The International Longevity Centre (ILC) analysed data from the Office for National Statistics to calculate that the average UK salary would have been 6%, or £1,473, higher at the end of 2015 if money diverted to plug defined benefit (DB) pension scheme shortfalls had been put towards wages.

The ILC also estimated that wages were falling as a percentage of total employee compensation as more cash was diverted to pension funds.

The ILC said: “While some of those pension contributions will be for current employees, and therefore represent deferred consumption, around half has been for servicing the deficits of DB pensions which have since closed to new members.”

Ben Franklin, head of economics of ageing at the ILC, argued that deficit reduction contributions had “acted as an opportunity cost” for companies as they were forced to support pensioners instead of investing in their existing workforce.

“This situation will not change overnight,” Franklin said. “Based on conservative assumptions about future life expectancy and mortality, we estimate that DB pensions will continue to be paid out well into the latter half of this century.

“We call on government, regulators, and industry to devise solutions that move away from simply securing full member benefits and towards those that build in a recognition for the wider societal and economic challenges associated with continued DB pension deficits.”

The UK government plans to issue a green paper next year proposing reforms for the DB sector to make it more secure, after the high-profile collapse of the British Home Stores high street chain left its pension scheme in limbo.

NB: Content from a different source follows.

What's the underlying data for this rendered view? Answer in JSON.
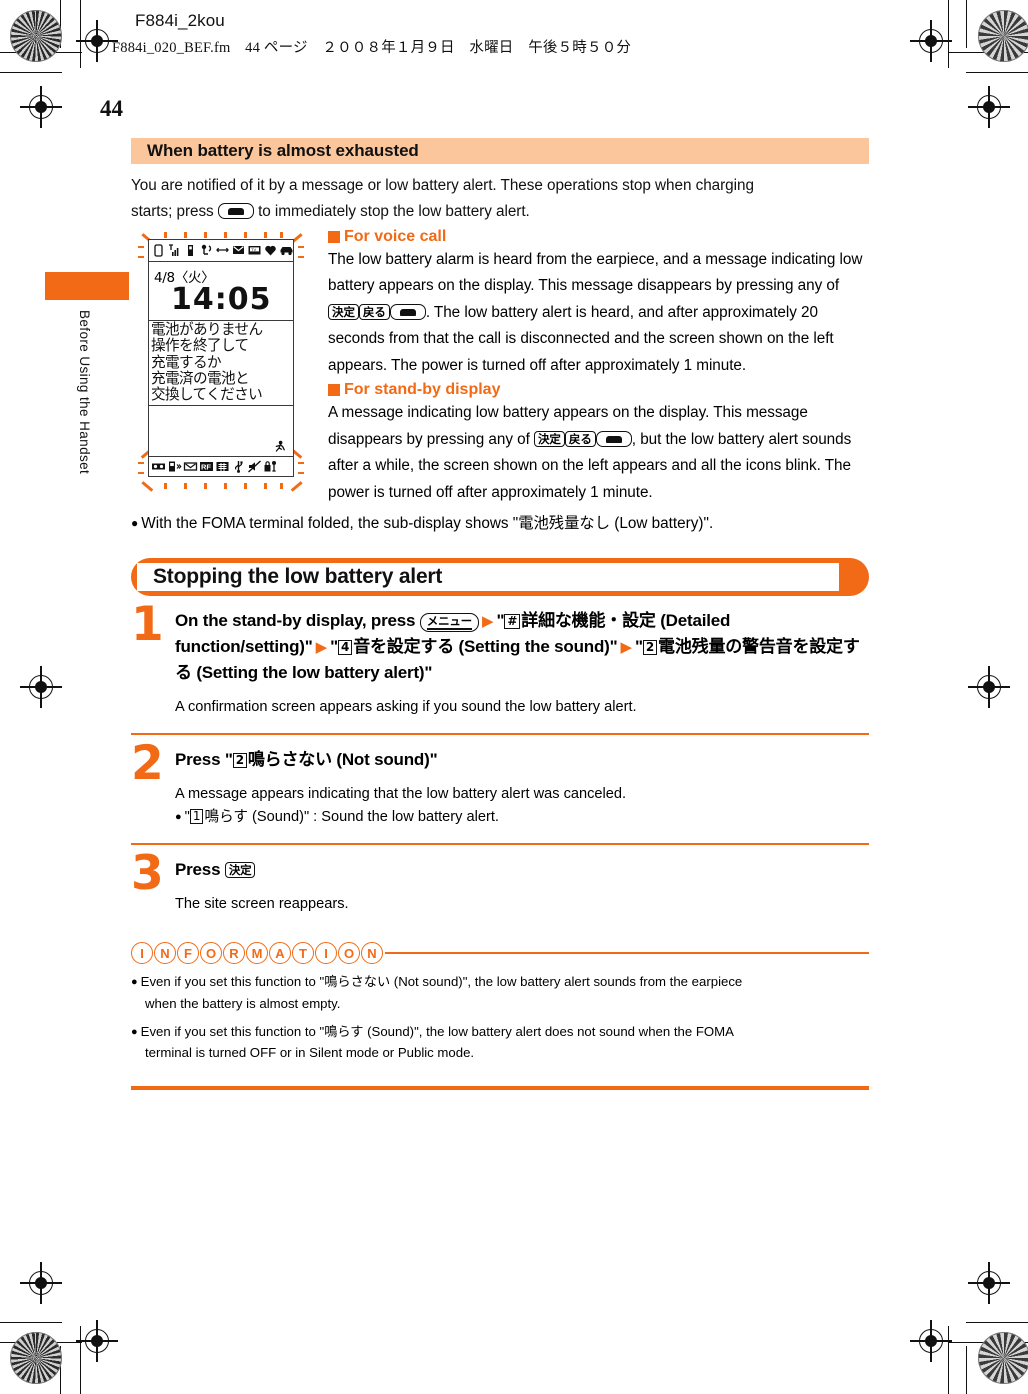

The Pensions Regulator is currently attempting to secure funding to avoid the scheme having to enter the Pension Protection Fund, where a majority of its members would be forced to take a 10% cut to their benefits.

This week a group of politicians issued a wide-ranging report, designed to feed into the government’s discussions, that criticised the regulator and called for radical rule changes to secure DB pensions. The proposals including removing barriers to consolidation and making it harder for employers to shirk their responsibilities towards DB pension funds.

The ILC’s data comes from a study to published in January: “The End of the Beginning? Private defined benefit pensions and the new normal”.